Since lamin A is only expressed in differentiated cells but is absent from embryonic stem cells, he wondered whether iPS cells produce lamin A and/or progerin, which should follow the same expression pattern as lamin A. In his experiments, he couldn't detect either one. 'The biological clock is reset in these cells because lamin A is silenced,' explains Liu.
As soon as the Salk researchers differentiated Progeria-derived iPS cells, progerin expression was reactivated. 'This reversible suppression of progerin expression by reprogramming and subsequent reactivation during differentiation, provides a unique model system to study human premature ageing pathologies,' says Izpisua Belmonte.
Progerin accumulates mainly in smooth muscle cells found within the walls of arterial blood vessels, and vascular smooth muscle cells degeneration is one of the hallmarks of Hutchinson-Gilford Progeria Syndrome-associated arteriosclerosis. In fact, vascular smooth muscle cell senescence also plays a role in advanced arteriosclerosis within the normal ageing population.

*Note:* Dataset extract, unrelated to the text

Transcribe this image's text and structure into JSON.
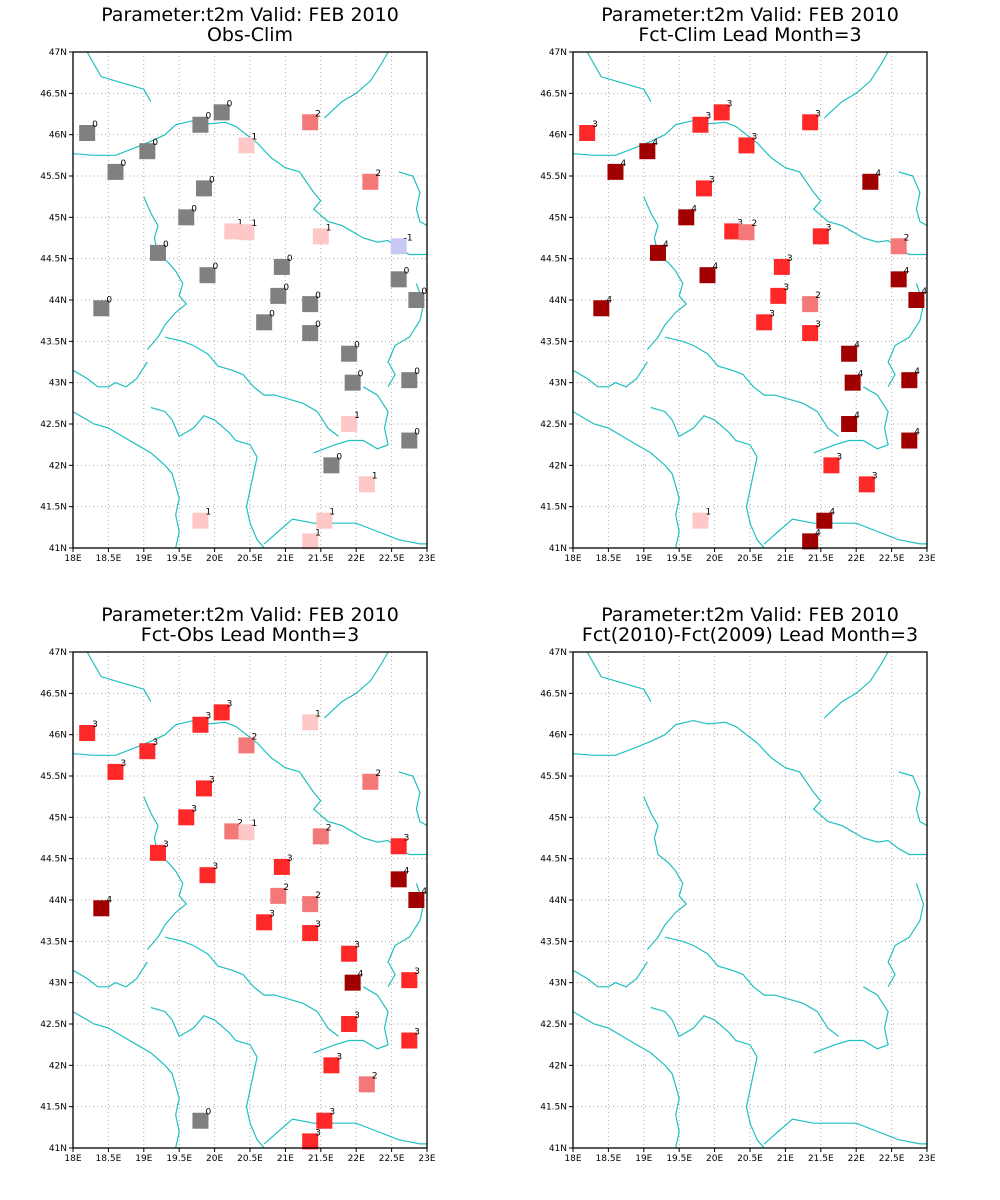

Upon directed differentiation of Progeria-derived iPS cells into smooth muscle cells the premature ageing phenotype, including misshapen nuclei, the loss of gene silencing marks and compromised proliferation, reappeared. Genetically modifying progeria-derived iPS cells to shut down the expression of progerin staved off the premature appearance of ageing phenotypes after differentiation. 'Transplantation of the progenitor cells derived from the 'corrected' progeria iPS cells might hold the promise to treat these progeria children in the future.' says Liu.